19 junio 2015

Confrontación religiosa

Era la primera peregrinación a la que iba y sin comerlo ni beberlo me vi metido en un paseo lento y tortuoso por las calles de Ávila. Ya conocía la ciudad pero decir no a un viaje cultural me cuesta mucho, sin embargo el viaje no era extrictamente cultural.

Para comenzar la jornada, tres horas de autobús de ida, llegada a la ciudad y todo el grupo en masa pasando por el museo provincial (y digo pasando porque lo que es ver, vimos poco); después tiempo perdido vagando por la ciudad sin un rumbo fijo hasta la hora de comer.

Unas dos horas entre comida y sobremesa aderezada con jotas cantadas por una monja, lo cual imagino fue producto a partes iguales del calor del sol que se filtraba por el toldo del patio junto con los efectos del etanol contenido en el vino tinto que cada cual pudo servirse a discreción.

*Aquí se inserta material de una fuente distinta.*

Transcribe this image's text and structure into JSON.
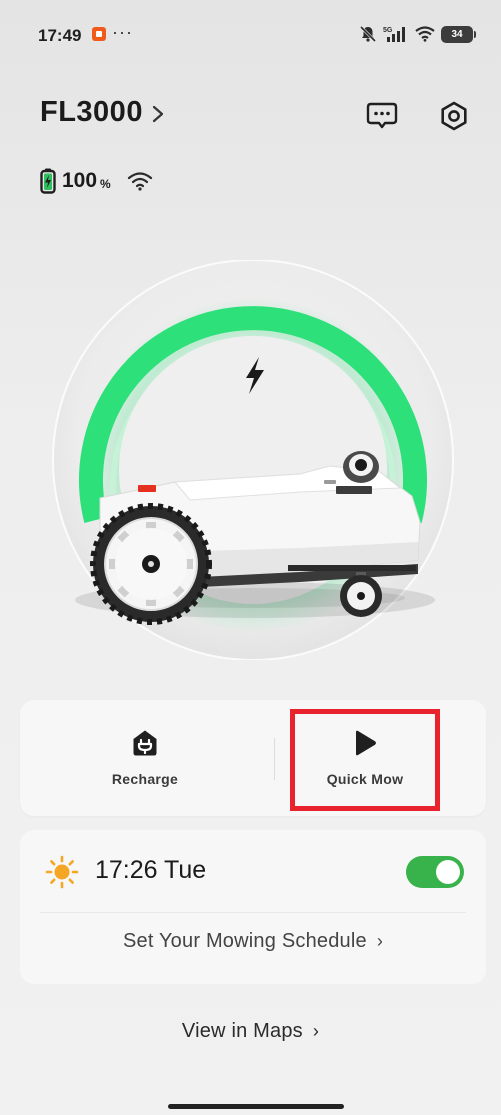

Ya por la tarde comenzábamos la visita de la exposición de arte sacro mientras trataba de evitar cortésmente a la señora que pretendía convertirme en su yerno. Entramos en la iglesia adaptada como espacio expositivo, recorriendo el lugar con una oreja en la audioguía mientras la otra estaba pendiente de la explicación de una de las visitas guiadas y los ojos discurrían perdidos en una pugna constante entre lo que se veía y lo que los oídos querían ver. 

Por una puerta abierta en uno de los muros se accedía a una sala en la que una proyección contaba las bondades de Santa Teresa; me dispuse a entrar por ella en el mismo momento que una figura de formas agradables salía de la penumbra y mis piernas no fueron capaces de apartarse lo suficiente, lo que provocó un choque que nos obligó a abrazarnos para mantener el equilibrio.

Cuando que nos hubimos recuperado del impacto físico seguido de otro impacto psicológico y nos hubimos apartado del umbral para no dificultar más si cabe la visita, pude fijarme en su rostro y en esos dos lagos azules que invitaban a zumbullirse en ellos.


— Lo siento, ¿te has hecho daño? —pregunté al tiempo que me excusaba— no sé qué estaría mirando.
— No te preocupes, ha sido culpa mía, te vi acercarte y no pude evitar quedarme mirándote y cuando quise darme cuenta... ¿Te parece bien si tomamos algo a la salida? —me propuso.
— Me encantaría pero todavía nos quedan las otras dos sedes, además...
— Además, ¿qué? —me interrumpió.
— Además tengo que estar pendiente de mi madre que me invitó a venir y a ti te vigila tu padre. —le contesté en tono cortante.
— ¿Mi padre? —preguntó con cara de sorpresa
— Tu padre del cielo. —respondí con firmeza y confianza señalando su alzacuellos.

Tras la breve conversación me reuní con el resto del grupo y mientras todos terminaban de salir contemplaba con tristeza el grupo de sacerdotes con alzacuellos del que formaba parte el misterioso desconocido de ojos azules.